Search code examples
pythonpandaslambdapandas-loc

What's the difference between these 2 methods of Series filtering? (with or without lambda)


I have a data Series called Snow (the amount of snow in different months of the year).

These two lines of code produce the same results (at least seems so!)

So I just wanted to know the difference.

import pandas as pd

snow.loc[(snow.index.month==1) & (snow>0)]
snow.loc[lambda s: (s.index.month==1) & (s>0)]

Solution

  • There is no difference between the two lines provided you're not running chained commands. Using a function/lambda in loc is a way to ensure that you're referencing the current Series/DataFrame.

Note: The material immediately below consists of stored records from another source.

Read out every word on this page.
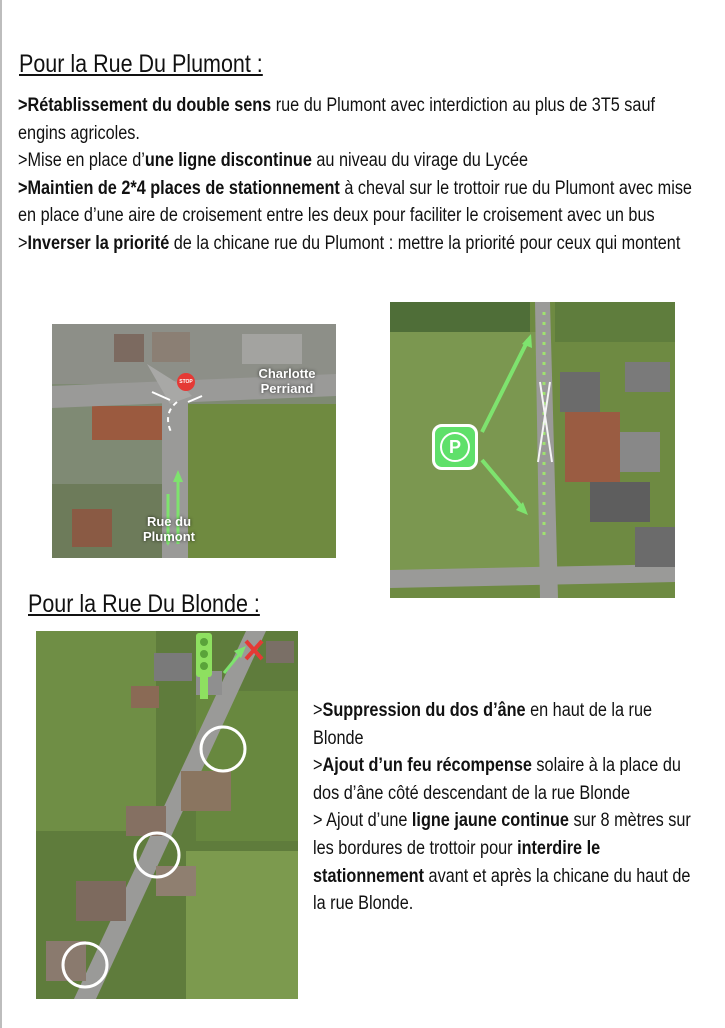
Pour la Rue Du Plumont :

>Rétablissement du double sens rue du Plumont avec interdiction au plus de 3T5 sauf engins agricoles.

>Mise en place d’une ligne discontinue au niveau du virage du Lycée

>Maintien de 2*4 places de stationnement à cheval sur le trottoir rue du Plumont avec mise en place d’une aire de croisement entre les deux pour faciliter le croisement avec un bus

>Inverser la priorité de la chicane rue du Plumont : mettre la priorité pour ceux qui montent

STOP
Charlotte
Perriand
Rue du
Plumont
P
Pour la Rue Du Blonde :

>Suppression du dos d’âne en haut de la rue Blonde

>Ajout d’un feu récompense solaire à la place du dos d’âne côté descendant de la rue Blonde

> Ajout d’une ligne jaune continue sur 8 mètres sur les bordures de trottoir pour interdire le stationnement avant et après la chicane du haut de la rue Blonde.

    It would be different with chained commands.

    Example:

    snow = pd.Series([0, 1, 0, 1], index=pd.to_datetime(['2023-01-01', '2023-01-15', '2023-02-01', '2023-02-15']))
    
    (snow
     .add(2)
     # here we reference the series independently
     # of the previous chained commands
     .loc[(snow.index.month==1) & (snow>0)]
    )
    
    # 2023-01-15    3
    # dtype: int64
    
    (snow
     .add(2)
     # here we reference the current state of the Series
     .loc[lambda s: (s.index.month==1) & (s>0)]
    )
    
    # 2023-01-01    2
    # 2023-01-15    3
    # dtype: int64